Sonnen opted not to respond. At least Jones now knows what to say if he's tired of hearing from Sonnen.

Things of intrigue

Head games.

Sonnen is thought to be masterful at this, and it looks as though Jones will play on the same battlefield. Their conference call earlier in the week offered plenty of examples.

TRT was an obvious shot. Jones insisted several times that Sonnen doesn't have the stuff to be champion. And Jones laid down the gauntlet, promising essentially to put Sonnen in his place. Jones portrayed it as if Sonnen didn't have a chance, which will mirror the prevailing attitude of fans coming into the fight.

I'm curious to see how Sonnen responds over the next six months. His persona and all of that will be questioned constantly.

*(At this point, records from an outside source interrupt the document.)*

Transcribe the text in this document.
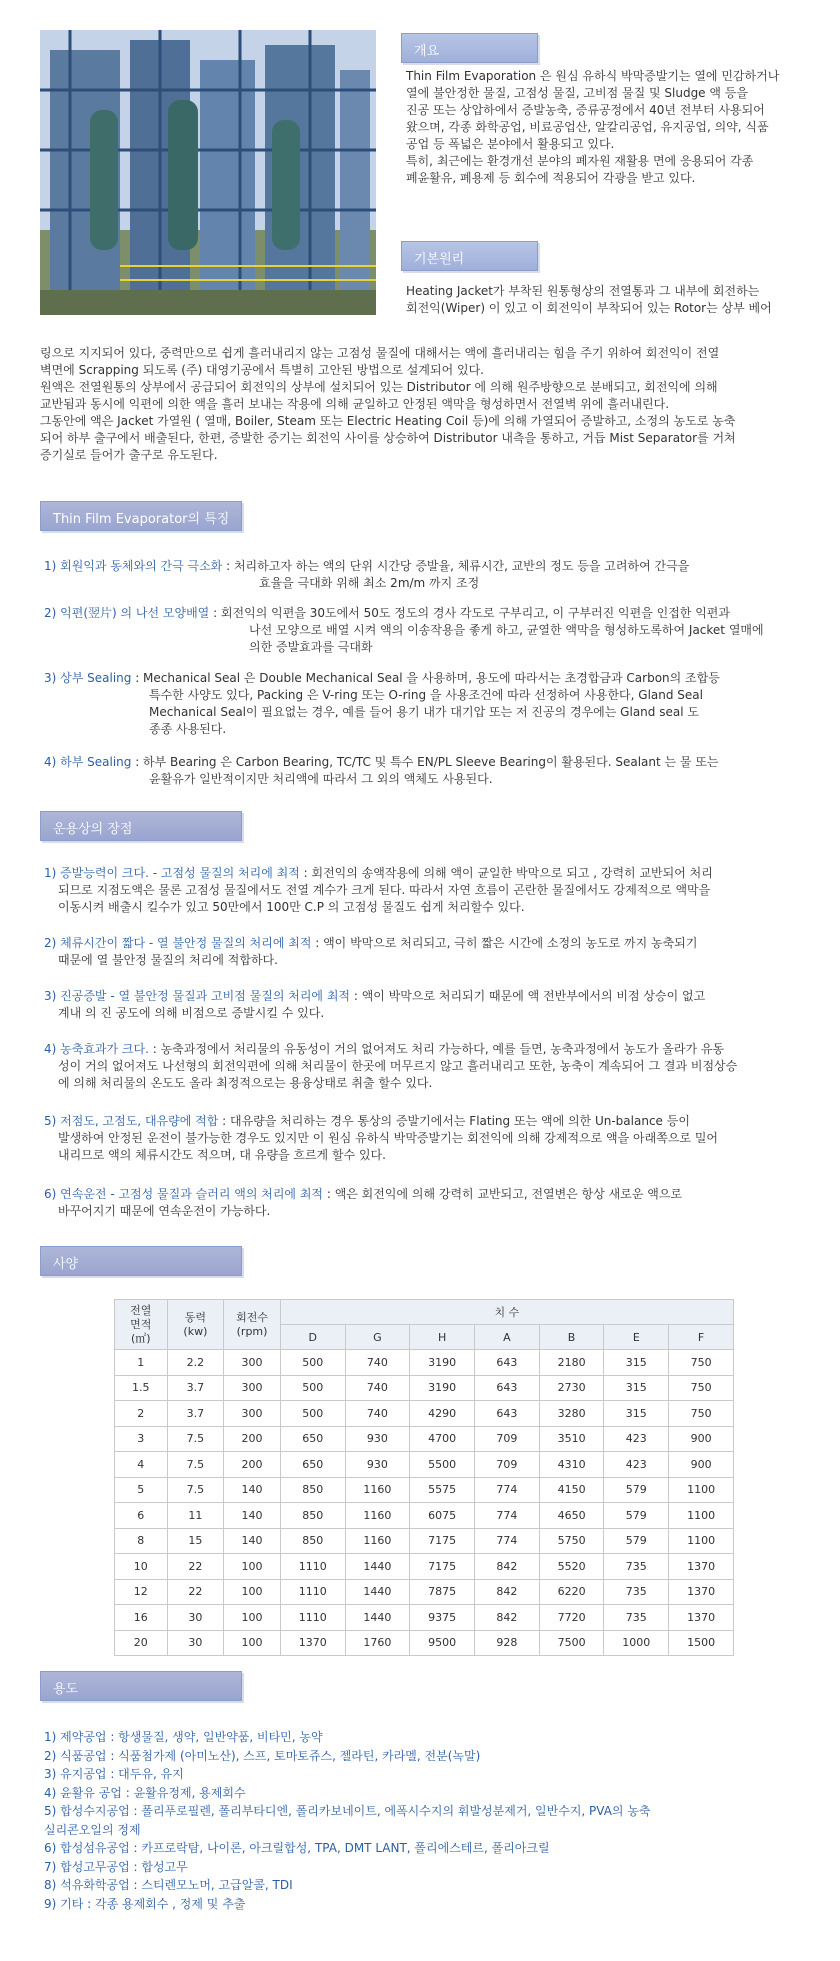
개요
Thin Film Evaporation 은 원심 유하식 박막증발기는 열에 민감하거나
열에 불안정한 물질, 고점성 물질, 고비점 물질 및 Sludge 액 등을
진공 또는 상압하에서 증발농축, 증류공정에서 40년 전부터 사용되어
왔으며, 각종 화학공업, 비료공업산, 알칼리공업, 유지공업, 의약, 식품
공업 등 폭넓은 분야에서 활용되고 있다.
특히, 최근에는 환경개선 분야의 폐자원 재활용 면에 응용되어 각종
폐윤활유, 폐용제 등 회수에 적용되어 각광을 받고 있다.
기본원리
Heating Jacket가 부착된 원통형상의 전열통과 그 내부에 회전하는
회전익(Wiper) 이 있고 이 회전익이 부착되어 있는 Rotor는 상부 베어
링으로 지지되어 있다, 중력만으로 쉽게 흘러내리지 않는 고점성 물질에 대해서는 액에 흘러내리는 힘을 주기 위하여 회전익이 전열
벽면에 Scrapping 되도록 (주) 대영기공에서 특별히 고안된 방법으로 설계되어 있다.
원액은 전열원통의 상부에서 공급되어 회전익의 상부에 설치되어 있는 Distributor 에 의해 원주방향으로 분배되고, 회전익에 의해
교반됨과 동시에 익편에 의한 액을 흘러 보내는 작용에 의해 균일하고 안정된 액막을 형성하면서 전열벽 위에 흘러내린다.
그동안에 액은 Jacket 가열원 ( 열매, Boiler, Steam 또는 Electric Heating Coil 등)에 의해 가열되어 증발하고, 소정의 농도로 농축
되어 하부 출구에서 배출된다, 한편, 증발한 증기는 회전익 사이를 상승하여 Distributor 내측을 통하고, 거듭 Mist Separator를 거쳐
증기실로 들어가 출구로 유도된다.
Thin Film Evaporator의 특징
1) 회원익과 동체와의 간극 극소화 : 처리하고자 하는 액의 단위 시간당 증발율, 체류시간, 교반의 정도 등을 고려하여 간극을
효율을 극대화 위해 최소 2m/m 까지 조정
2) 익편(翌片) 의 나선 모양배열 : 회전익의 익편을 30도에서 50도 정도의 경사 각도로 구부리고, 이 구부러진 익편을 인접한 익편과
나선 모양으로 배열 시켜 액의 이송작용을 좋게 하고, 균열한 액막을 형성하도록하여 Jacket 열매에
의한 증발효과를 극대화
3) 상부 Sealing : Mechanical Seal 은 Double Mechanical Seal 을 사용하며, 용도에 따라서는 초경합금과 Carbon의 조합등
특수한 사양도 있다, Packing 은 V-ring 또는 O-ring 을 사용조건에 따라 선정하여 사용한다, Gland Seal
Mechanical Seal이 필요없는 경우, 예를 들어 용기 내가 대기압 또는 저 진공의 경우에는 Gland seal 도
종종 사용된다.
4) 하부 Sealing : 하부 Bearing 은 Carbon Bearing, TC/TC 및 특수 EN/PL Sleeve Bearing이 활용된다. Sealant 는 물 또는
윤활유가 일반적이지만 처리액에 따라서 그 외의 액체도 사용된다.
운용상의 장점
1) 증발능력이 크다. - 고점성 물질의 처리에 최적 : 회전익의 송액작용에 의해 액이 균일한 박막으로 되고 , 강력히 교반되어 처리
되므로 지점도액은 물론 고점성 물질에서도 전열 계수가 크게 된다. 따라서 자연 흐름이 곤란한 물질에서도 강제적으로 액막을
이동시켜 배출시 킬수가 있고 50만에서 100만 C.P 의 고점성 물질도 쉽게 처리할수 있다.
2) 체류시간이 짧다 - 열 불안정 물질의 처리에 최적 : 액이 박막으로 처리되고, 극히 짧은 시간에 소정의 농도로 까지 농축되기
때문에 열 불안정 물질의 처리에 적합하다.
3) 진공증발 - 열 불안정 물질과 고비점 물질의 처리에 최적 : 액이 박막으로 처리되기 때문에 액 전반부에서의 비점 상승이 없고
계내 의 진 공도에 의해 비점으로 증발시킬 수 있다.
4) 농축효과가 크다. : 농축과정에서 처리물의 유동성이 거의 없어져도 처리 가능하다, 예를 들면, 농축과정에서 농도가 올라가 유동
성이 거의 없어져도 나선형의 회전익편에 의해 처리물이 한곳에 머무르지 않고 흘러내리고 또한, 농축이 계속되어 그 결과 비점상승
에 의해 처리물의 온도도 올라 최정적으로는 용융상태로 취출 할수 있다.
5) 저점도, 고점도, 대유량에 적합 : 대유량을 처리하는 경우 통상의 증발기에서는 Flating 또는 액에 의한 Un-balance 등이
발생하여 안정된 운전이 불가능한 경우도 있지만 이 원심 유하식 박막증발기는 회전익에 의해 강제적으로 액을 아래쪽으로 밀어
내리므로 액의 체류시간도 적으며, 대 유량을 흐르게 할수 있다.
6) 연속운전 - 고점성 물질과 슬러리 액의 처리에 최적 : 액은 회전익에 의해 강력히 교반되고, 전열변은 항상 새로운 액으로
바꾸어지기 때문에 연속운전이 가능하다.
사양
전열
면적
(㎡)	동력
(kw)	회전수
(rpm)	치 수						
			D	G	H	A	B	E	F
1	2.2	300	500	740	3190	643	2180	315	750
1.5	3.7	300	500	740	3190	643	2730	315	750
2	3.7	300	500	740	4290	643	3280	315	750
3	7.5	200	650	930	4700	709	3510	423	900
4	7.5	200	650	930	5500	709	4310	423	900
5	7.5	140	850	1160	5575	774	4150	579	1100
6	11	140	850	1160	6075	774	4650	579	1100
8	15	140	850	1160	7175	774	5750	579	1100
10	22	100	1110	1440	7175	842	5520	735	1370
12	22	100	1110	1440	7875	842	6220	735	1370
16	30	100	1110	1440	9375	842	7720	735	1370
20	30	100	1370	1760	9500	928	7500	1000	1500
용도
1) 제약공업 : 항생물질, 생약, 일반약품, 비타민, 농약
2) 식품공업 : 식품첨가제 (아미노산), 스프, 토마토쥬스, 젤라틴, 카라멜, 전분(녹말)
3) 유지공업 : 대두유, 유지
4) 윤활유 공업 : 윤활유정제, 용제회수
5) 합성수지공업 : 폴리푸로필렌, 폴리부타디엔, 폴리카보네이트, 에폭시수지의 휘발성분제거, 일반수지, PVA의 농축
실리콘오일의 정제
6) 합성섬유공업 : 카프로락탐, 나이론, 아크릴합성, TPA, DMT LANT, 폴리에스테르, 폴리아크릴
7) 합성고무공업 : 합성고무
8) 석유화학공업 : 스티렌모노머, 고급알콜, TDI
9) 기타 : 각종 용제회수 , 정제 및 추출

Truth is always the best antidote.

Prescription for TUF times

"The Ultimate Fighter" is worth discussing only when it churns out contender-level prospects. Otherwise, in my eyes at least, it's not much different than Golf Channel's "The Big Break."

One thing can save the show, make it meaningful and prompt viewers to tune in: fighters who seem to have the potential to become contenders someday.

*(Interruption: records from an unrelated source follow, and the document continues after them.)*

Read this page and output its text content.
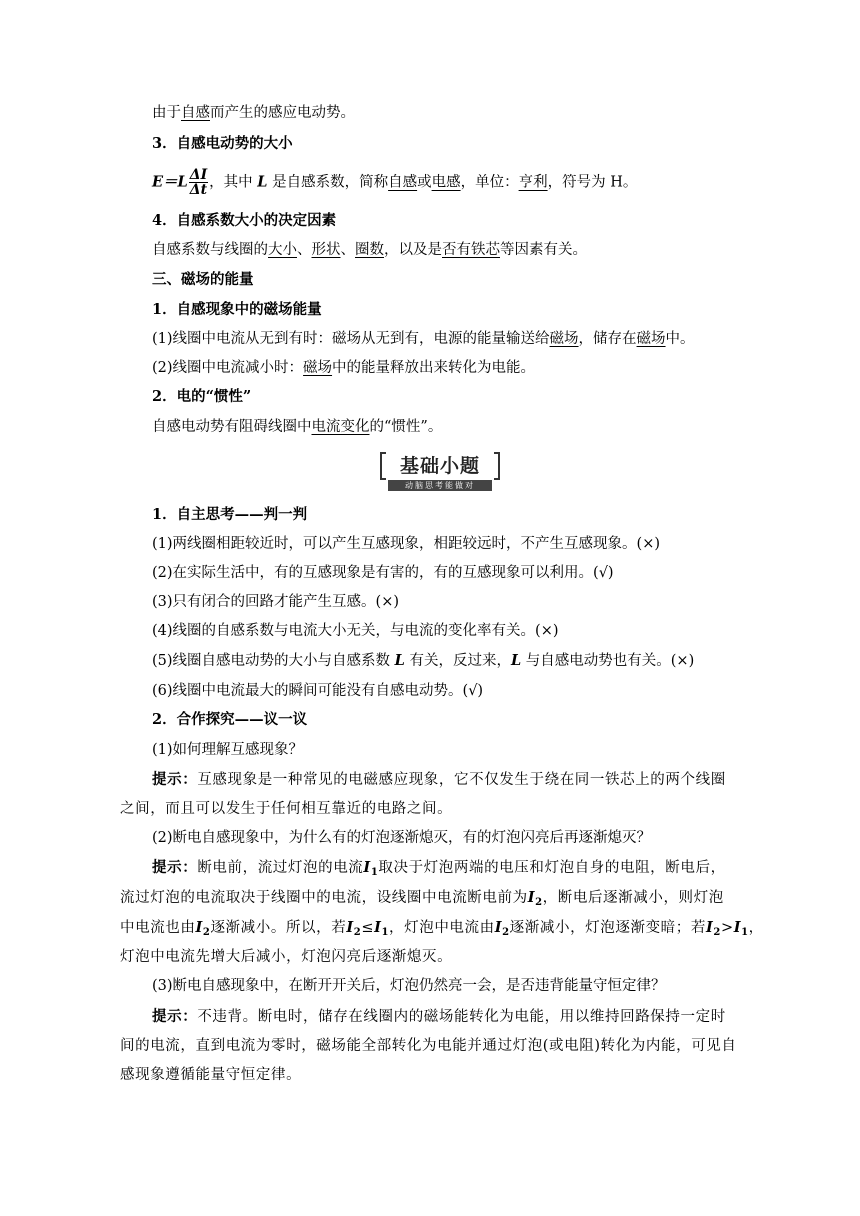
由于自感而产生的感应电动势。
3．自感电动势的大小
$E=L \frac{\Delta I}{\Delta t}$ ，其中 L 是自感系数，简称自感或电感，单位：亨利，符号为 H。
4．自感系数大小的决定因素
自感系数与线圈的大小、形状、圈数，以及是否有铁芯等因素有关。
三、磁场的能量
1．自感现象中的磁场能量
(1)线圈中电流从无到有时：磁场从无到有，电源的能量输送给磁场，储存在磁场中。
(2)线圈中电流减小时：磁场中的能量释放出来转化为电能。
2．电的“惯性”
自感电动势有阻碍线圈中电流变化的“惯性”。
基础小题
动脑思考能做对
1．自主思考——判一判
(1)两线圈相距较近时，可以产生互感现象，相距较远时，不产生互感现象。(×)
(2)在实际生活中，有的互感现象是有害的，有的互感现象可以利用。(√)
(3)只有闭合的回路才能产生互感。(×)
(4)线圈的自感系数与电流大小无关，与电流的变化率有关。(×)
(5)线圈自感电动势的大小与自感系数 L 有关，反过来，L 与自感电动势也有关。(×)
(6)线圈中电流最大的瞬间可能没有自感电动势。(√)
2．合作探究——议一议
(1)如何理解互感现象？
提示：互感现象是一种常见的电磁感应现象，它不仅发生于绕在同一铁芯上的两个线圈
之间，而且可以发生于任何相互靠近的电路之间。
(2)断电自感现象中，为什么有的灯泡逐渐熄灭，有的灯泡闪亮后再逐渐熄灭？
提示：断电前，流过灯泡的电流$I_1$取决于灯泡两端的电压和灯泡自身的电阻，断电后，
流过灯泡的电流取决于线圈中的电流，设线圈中电流断电前为$I_2$，断电后逐渐减小，则灯泡
中电流也由$I_2$逐渐减小。所以，若$I_2\le I_1$，灯泡中电流由$I_2$逐渐减小，灯泡逐渐变暗；若$I_2>I_1$，
灯泡中电流先增大后减小，灯泡闪亮后逐渐熄灭。
(3)断电自感现象中，在断开开关后，灯泡仍然亮一会，是否违背能量守恒定律？
提示：不违背。断电时，储存在线圈内的磁场能转化为电能，用以维持回路保持一定时
间的电流，直到电流为零时，磁场能全部转化为电能并通过灯泡(或电阻)转化为内能，可见自
感现象遵循能量守恒定律。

Absent that, the show is just a show. And with all this MMA on the air, it's not as if people are clamoring to watch low- to mid-tier fighting on a regular basis, even if it's encased in the Octagon.

Sonnen made a compelling case for the show -- appealing, ironically, to its most sporting aspect: the tournament. No doubt, the fighters on the show are put through a trying few weeks. Quick fights in succession, no real preparation for the opponent. That's rough stuff. As he's prone to do, though, Sonnen went off the reservation trying to compare TUF to the Olympics or whatever he was doing.

Tournaments work. UFC was founded on them. Pride made its name on them. As always, it matters who's competing. The show finds itself in a difficult spot, competing in its own way for prospects against MMA promoters, including Zuffa.

Until that's figured out, what's the point in watching?